So vieles an den neuen Vereinigten Staaten war neu – eine Demokratie in einer Welt voller Monarchien, ein gewählter Präsident anstelle eines Königs, ein Volk, das die Rechte und Pflichten von Bürgern beanspruchte, um nur einige zu nennen -, dass es nicht überraschen sollte, dass sich die Verfasser der US-Verfassung mit dem Standort einer Hauptstadt befassten. Die einzige andere Hauptstadt, die aus dem Nichts „geschaffen“ wurde, war St. Petersburg, und diese Stadt entstand auf Befehl von Zar Peter I. im Rahmen seiner Bemühungen, Russland zu verwestlichen. Alle anderen Hauptstädte waren die Sitze der königlichen Macht und der Sitz des Monarchen. Die Regierung hatte sich um den Hof des Herrschers herum entwickelt.
Die Verfasser der Verfassung erkannten, dass die Hauptstadt, für die man sich entschied, eine Bundesstadt sein musste, die nicht von einer Landesregierung kontrolliert wurde. Kein Staat sollte einen Vorteil gegenüber den anderen Staaten haben, und die Bundesregierung musste für ihr eigenes Haus verantwortlich sein.
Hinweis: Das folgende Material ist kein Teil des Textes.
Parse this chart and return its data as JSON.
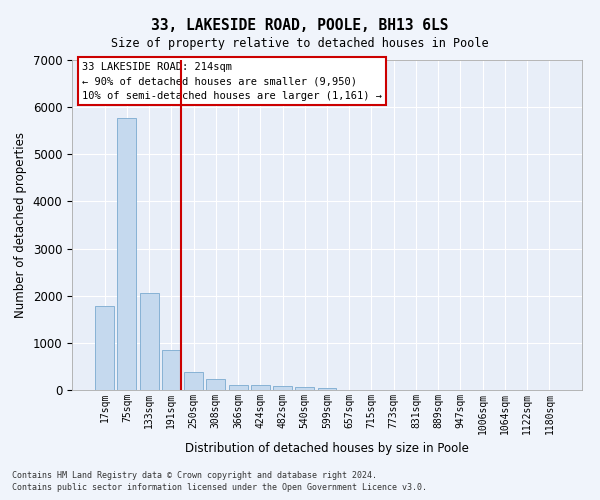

In Artikel I, Abschnitt 8, der Verfassung heißt es, dass der Kongress die Befugnis hat, „die ausschließliche Gesetzgebung in allen Angelegenheiten auszuüben, die einen solchen Bezirk (nicht größer als zehn Meilen im Quadrat) betreffen, der durch Abtretung einzelner Staaten und die Zustimmung des Kongresses zum Sitz der Regierung der Vereinigten Staaten werden kann.“ Vielleicht erkannten die Verfasser der Verfassung, dass die Festlegung des Sitzes ein frühes Hindernis für die Einrichtung einer Bundesregierung darstellen würde, und ließen den Sitz unbestimmt. Die Frage wurde geklärt, als der Kongress am 16. Juli 1790 den Act for Establishing the Temporary and Permanent Seat of the Government of the United States (Gesetz zur Festlegung des zeitweiligen und ständigen Sitzes der Regierung der Vereinigten Staaten) verabschiedete, der allgemein als Residence Act (Residenzgesetz) bekannt ist.
Dieses Gesetz war ein Kompromiss zu zwei wichtigen Anliegen des Kongresses. Das eine war der Vorschlag, dass die Bundesregierung die unbezahlten Schulden übernehmen sollte, die die Staaten während der Revolution gemacht hatten. Alexander Hamilton war der Ansicht, dass eine solche Maßnahme notwendig war, um den guten Glauben und die Kreditwürdigkeit der Bundesregierung herzustellen, damit die Vereinigten Staaten ihren Platz unter den Nationen der Welt auf einer soliden finanziellen Grundlage einnehmen konnten. Diese Idee stieß jedoch nicht auf uneingeschränkte Zustimmung, da die meisten Südstaaten ihre Schulden beglichen hatten und nicht wollten, dass andere Staaten von dem Vorschlag der nationalen Regierung profitierten. Ein weiteres Problem war der Standort der nationalen Hauptstadt. Die Nordstaaten wollten die Hauptstadt in ihrem Teil des Landes haben, vorzugsweise in Pennsylvania oder New York. Letztendlich unterstützten die südlichen Kongressmitglieder die Übernahme der Schulden der Bundesstaaten und die nördlichen Mitglieder die Gesetzgebung, die es Präsident George Washington ermöglichen sollte, den Standort der Hauptstadt entlang eines 80 Meilen langen Abschnitts des Potomac-Flusses zu wählen. Diese beiden Fragen waren ein Vorbote der Nord-Süd-Konflikte, die in den ersten siebzig Jahren der Nation die Arbeit der Regierung oft behindern sollten. Doch für den Moment wurde ein Kompromiss gefunden.